Раньше я этим почти никогда не занималась, особенно после того, как мы еще на родине все променяли на продукты, продали или оставили на произвол судьбы. У нас было слишком мало вещей. Когда же я жила у дедушки и бабушки, там тоже мне нечего было делать по дому. Хатенка была маленькая. А когда бабушка куда-нибудь уезжала на пару дней и мне приходилось готовить дедушке обед, он всегда говорил, что стряпать я не умею и что несчастным будет тот мужчина, который женится на мне. Теперь, стоя у печки, я вспоминала его слова и жалела, что не могу продемонстрировать ему мое поварское умение.
Прошло два месяца с тех пор, как я прибыла в дом купца. Их дом был недалеко от места, где работала Люба, и, казалось, все шло хорошо. В свободное время мы встречались и разговаривали о войне, надеясь, что она вскоре кончится и мы сможем ехать домой. Но втайне я грустила о Сергее. Где он? Что с ним? Куда занесла его судьба? На работе я делала все, что от меня требовали, но своей свободе не радовалась. Хотя я сознавала всю невозможность узнать о Сергее, я все же надеялась, что в один прекрасный день я что-нибудь услышу о нем — ведь он, такой умный и умелый во всем, должен найти меня или сообщить о себе. Я сожалела о том, что в день нашего отъезда из Чехословакии, после нашего освобождения из тюрьмы, я не написала его друзьям, куда я еду. А теперь я даже не помнила их адреса. А впрочем, может это все и к лучшему.

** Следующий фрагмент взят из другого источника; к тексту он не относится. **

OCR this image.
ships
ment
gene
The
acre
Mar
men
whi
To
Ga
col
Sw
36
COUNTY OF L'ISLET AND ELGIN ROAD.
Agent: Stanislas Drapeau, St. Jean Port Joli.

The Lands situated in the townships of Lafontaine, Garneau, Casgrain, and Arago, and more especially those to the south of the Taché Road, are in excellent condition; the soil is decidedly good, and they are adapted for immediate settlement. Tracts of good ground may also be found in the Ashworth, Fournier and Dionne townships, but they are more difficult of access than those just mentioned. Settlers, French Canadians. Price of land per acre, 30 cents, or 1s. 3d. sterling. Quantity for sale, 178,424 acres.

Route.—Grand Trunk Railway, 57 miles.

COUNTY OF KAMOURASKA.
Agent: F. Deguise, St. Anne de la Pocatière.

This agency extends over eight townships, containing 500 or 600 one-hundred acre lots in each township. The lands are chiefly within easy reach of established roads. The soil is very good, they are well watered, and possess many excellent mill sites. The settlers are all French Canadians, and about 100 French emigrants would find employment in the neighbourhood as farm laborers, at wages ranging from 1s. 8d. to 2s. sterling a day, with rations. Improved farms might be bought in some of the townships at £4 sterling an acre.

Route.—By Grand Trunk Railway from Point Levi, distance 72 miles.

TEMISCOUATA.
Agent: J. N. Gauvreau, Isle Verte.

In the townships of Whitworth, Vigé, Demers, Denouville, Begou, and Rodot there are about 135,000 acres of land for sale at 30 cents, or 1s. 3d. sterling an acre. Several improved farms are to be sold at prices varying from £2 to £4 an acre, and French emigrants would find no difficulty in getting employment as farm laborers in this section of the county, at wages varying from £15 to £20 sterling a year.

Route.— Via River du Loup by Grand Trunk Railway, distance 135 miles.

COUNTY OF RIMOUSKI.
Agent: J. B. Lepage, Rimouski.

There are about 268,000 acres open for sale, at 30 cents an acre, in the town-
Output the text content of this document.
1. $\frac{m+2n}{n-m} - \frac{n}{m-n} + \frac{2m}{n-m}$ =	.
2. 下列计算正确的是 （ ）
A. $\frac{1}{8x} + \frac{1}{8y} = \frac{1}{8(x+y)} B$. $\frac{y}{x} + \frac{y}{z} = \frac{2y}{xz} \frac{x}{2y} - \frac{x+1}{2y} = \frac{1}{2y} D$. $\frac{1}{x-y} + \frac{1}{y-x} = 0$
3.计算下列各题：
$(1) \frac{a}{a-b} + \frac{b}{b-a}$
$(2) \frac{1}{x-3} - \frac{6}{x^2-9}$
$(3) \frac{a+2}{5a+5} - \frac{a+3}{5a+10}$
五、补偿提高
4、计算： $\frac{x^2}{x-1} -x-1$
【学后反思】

Со временем в Тироле я отдохнула и поправилась. А мои щеки даже порозовели. Люба тоже стала хорошо выглядеть. Она тоже поправилась и окрепла, и лицо ее опять зарумянилось, как прежде. По воскресеньям я навещала ее, но часто Люба работала даже в воскресные дни. Тогда как я уже в семь часов вечера была свободна, Люба еще торчала в кухне и мыла горы посуды, убирала кухню или готовила овощи на следующий день. Она всегда была в плохом настроении и часто жаловалась мне на то, что слишком много работает. К тому же, она теперь завидовала мне, что работа у меня легкая и я рано заканчиваю. Я же, видя, как Люба много работает, благодарила Бога и радовалась тому, что он послал меня в эту купеческую семью, а не оставил там, где Люба. Часто вечерами она была такой усталой, что тут же ложилась спать. Правда, вместе с ней работала еще одна девушка, тоже остовка, украинка из Полтавы. Но это была простая девушка, и по образованию, и по взглядам она совсем не подходила Любе. Все-таки до войны Люба была уже студенткой второго курса педагогического института. Но у Марии — так звали эту девушку — и у Любы, и у меня было одно общее: мы не любили горы. Нам казалось, что эти горы давят на нас, что мы здесь, в Тироле, как в тюрьме, и очень скучали по родным просторам бесконечных украинских степей. Много лет спустя, после войны, когда я была студенткой в Германии, я несколько раз приезжала в Тироль, и мне казалось, что нет в мире более красивых мест, чем эти австрийские горы, с их маленькими уютными деревушками. Одно время я провела четыре года в Альпах, недалеко от Инсбрука и Тельфса, и теперь я вспоминаю эти годы, как самые лучшие годы моей скитальческой жизни. Я никогда не могла вдоволь наглядеться на красоту этих гор. И зимой, и летом они очаровывали меня своим величием и грандиозностью. Где бы я ни бывала позже — Альпы оставались в моих воспоминаниях, как нетронутый уголок мира, покоя, красоты и восхищения творением Бога. Но тогда я не так смотрела на них. Вероятно, психологические причины способствовали нашей неприязни к горам, чувству подавленности и тесноты. Во время войны все выглядело иначе. В то время я даже винила себя в том, что Люба чувствовала себя несчастной.